Due to rapid expansion 60X Custom Strings is looking to add to our growing staff. This position will be hands on building bowstrings for the archery industry using our specialized process and machines. The job is fast paced and requires high attention to detail with quality being the #1 priority. Archery experience or knowledge is helpful but not 100% necessary. You can visit our website at www.60XCustomStrings.com to get a little idea about us and our products.
Ideal applicant will:

*good working with your hands
* able to read a ruler down to 1/64"
*able to work with fractions and decimals
* have common sense
*think and work independently
*have general math skills and able to use formulas
*pass background and drug test

Full and part time positions available. Starting salary $9-$18/hr based on output with room for fast advancement.
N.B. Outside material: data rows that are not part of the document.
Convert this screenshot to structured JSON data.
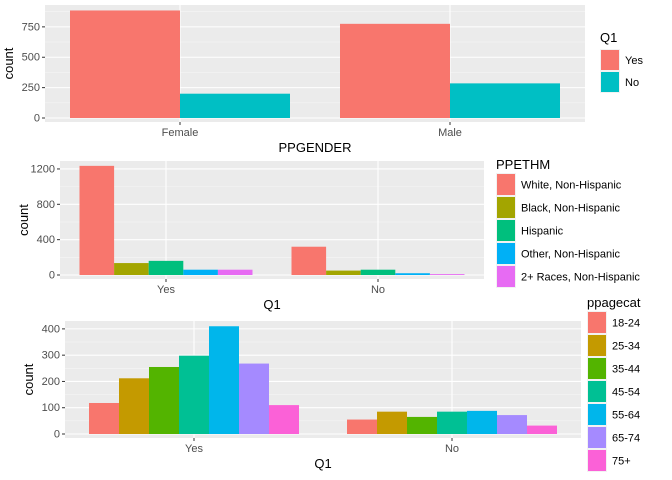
{
  "chart_data": [
    {
      "type": "bar",
      "categories": [
        "Female",
        "Male"
      ],
      "series": [
        {
          "name": "Yes",
          "color": "#F8766D",
          "values": [
            885,
            775
          ]
        },
        {
          "name": "No",
          "color": "#00BFC4",
          "values": [
            200,
            285
          ]
        }
      ],
      "xlabel": "PPGENDER",
      "ylabel": "count",
      "ylim": [
        0,
        930
      ],
      "yticks": [
        0,
        250,
        500,
        750
      ],
      "legend_title": "Q1",
      "legend_position": "right",
      "grid": true
    },
    {
      "type": "bar",
      "categories": [
        "Yes",
        "No"
      ],
      "series": [
        {
          "name": "White, Non-Hispanic",
          "color": "#F8766D",
          "values": [
            1235,
            320
          ]
        },
        {
          "name": "Black, Non-Hispanic",
          "color": "#A3A500",
          "values": [
            135,
            50
          ]
        },
        {
          "name": "Hispanic",
          "color": "#00BF7D",
          "values": [
            160,
            60
          ]
        },
        {
          "name": "Other, Non-Hispanic",
          "color": "#00B0F6",
          "values": [
            60,
            20
          ]
        },
        {
          "name": "2+ Races, Non-Hispanic",
          "color": "#E76BF3",
          "values": [
            60,
            10
          ]
        }
      ],
      "xlabel": "Q1",
      "ylabel": "count",
      "ylim": [
        0,
        1290
      ],
      "yticks": [
        0,
        400,
        800,
        1200
      ],
      "legend_title": "PPETHM",
      "legend_position": "right",
      "grid": true
    },
    {
      "type": "bar",
      "categories": [
        "Yes",
        "No"
      ],
      "series": [
        {
          "name": "18-24",
          "color": "#F8766D",
          "values": [
            118,
            55
          ]
        },
        {
          "name": "25-34",
          "color": "#C49A00",
          "values": [
            212,
            85
          ]
        },
        {
          "name": "35-44",
          "color": "#53B400",
          "values": [
            255,
            65
          ]
        },
        {
          "name": "45-54",
          "color": "#00C094",
          "values": [
            298,
            85
          ]
        },
        {
          "name": "55-64",
          "color": "#00B6EB",
          "values": [
            410,
            88
          ]
        },
        {
          "name": "65-74",
          "color": "#A58AFF",
          "values": [
            268,
            72
          ]
        },
        {
          "name": "75+",
          "color": "#FB61D7",
          "values": [
            110,
            32
          ]
        }
      ],
      "xlabel": "Q1",
      "ylabel": "count",
      "ylim": [
        0,
        430
      ],
      "yticks": [
        0,
        100,
        200,
        300,
        400
      ],
      "legend_title": "ppagecat",
      "legend_position": "right",
      "grid": true
    }
  ]
}
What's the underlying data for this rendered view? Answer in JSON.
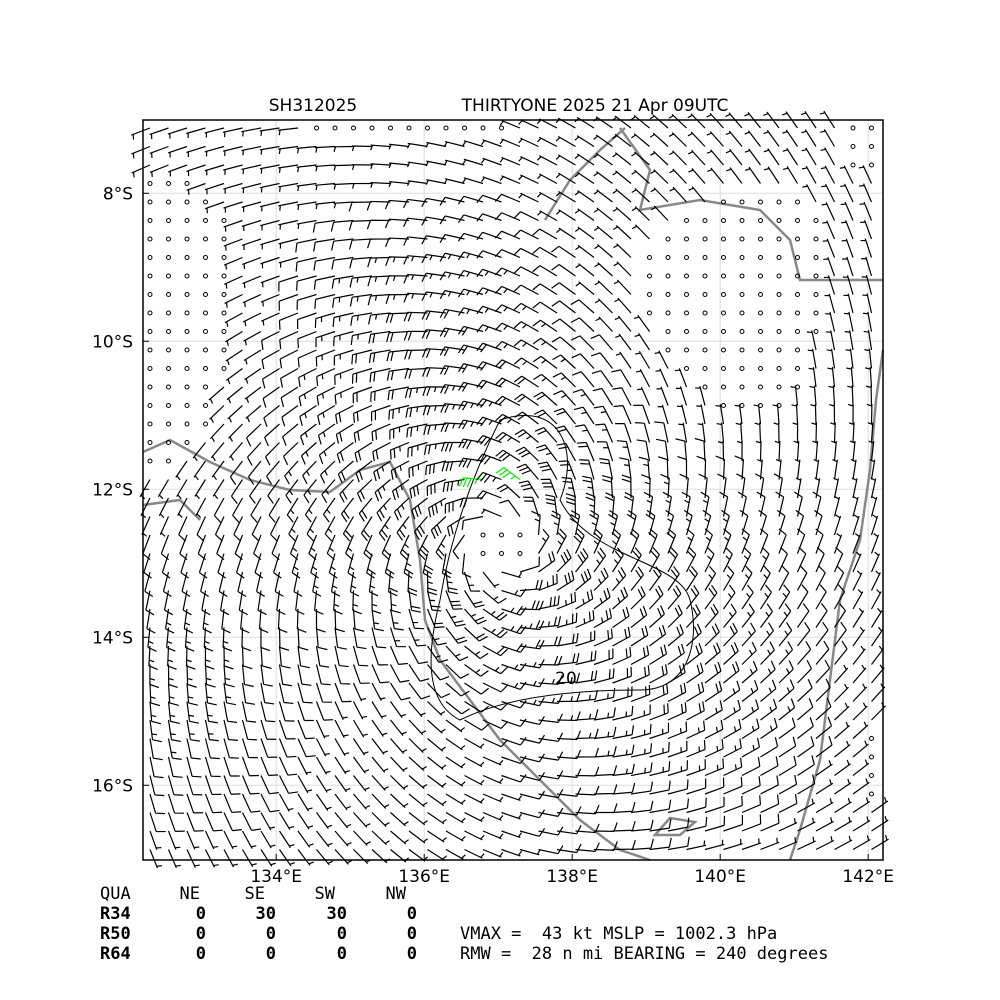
{
  "map": {
    "title_left": "SH312025",
    "title_right": "THIRTYONE 2025 21 Apr 09UTC",
    "xlim": [
      132.2,
      142.2
    ],
    "ylim": [
      -17.01,
      -7.01
    ],
    "xticks": [
      {
        "value": 134,
        "label": "134°E"
      },
      {
        "value": 136,
        "label": "136°E"
      },
      {
        "value": 138,
        "label": "138°E"
      },
      {
        "value": 140,
        "label": "140°E"
      },
      {
        "value": 142,
        "label": "142°E"
      }
    ],
    "yticks": [
      {
        "value": -8,
        "label": "8°S"
      },
      {
        "value": -10,
        "label": "10°S"
      },
      {
        "value": -12,
        "label": "12°S"
      },
      {
        "value": -14,
        "label": "14°S"
      },
      {
        "value": -16,
        "label": "16°S"
      }
    ],
    "grid": true,
    "contour_label": "20"
  },
  "table": {
    "header": [
      "QUA",
      "NE",
      "SE",
      "SW",
      "NW"
    ],
    "rows": [
      [
        "R34",
        "0",
        "30",
        "30",
        "0"
      ],
      [
        "R50",
        "0",
        "0",
        "0",
        "0"
      ],
      [
        "R64",
        "0",
        "0",
        "0",
        "0"
      ]
    ]
  },
  "info": [
    "VMAX =  43 kt MSLP = 1002.3 hPa",
    "RMW =  28 n mi BEARING = 240 degrees"
  ]
}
Resumes can be accepted at [email protected]


----------



## 60X (Nov 8, 2002)

still accepting resumes


----------



## 60X (Nov 8, 2002)

Always looking for hard workers


----------



## DarMadness (Jun 21, 2014)

i am great with my hands and have been in construction for many years. i want to learn how to make bowstrings and so i am wondering where i could do this from assuming canada toronto wont be an option


----------



## bradley.spe.733 (Aug 24, 2014)

Do I have to move somewhere or could I do it at my house?


----------



## 60X (Nov 8, 2002)

these are in house positions at our Cowansville, Pa facility


----------



## Msbowhunter18 (Oct 21, 2012)

Could you do this from your house?


----------



## 60X (Nov 8, 2002)

This cannot be done from home unless you have your own layup and serving machines. :wink:


----------



## shooter74 (Jul 7, 2005)

for 9 to 18 a hour that not close just to pick up and move over there good luck fining someone maybe you should fine someone around there...


----------



## HerbieJ (Oct 6, 2014)

shooter74 said:


> for 9 to 18 a hour that not close just to pick up and move over there good luck fining someone maybe you should fine someone around there...


Good thing there is people from PA on this board.....


----------



## TexasLiberty (Dec 8, 2013)

I'm thinking that some people should pay closer attention in English class.


----------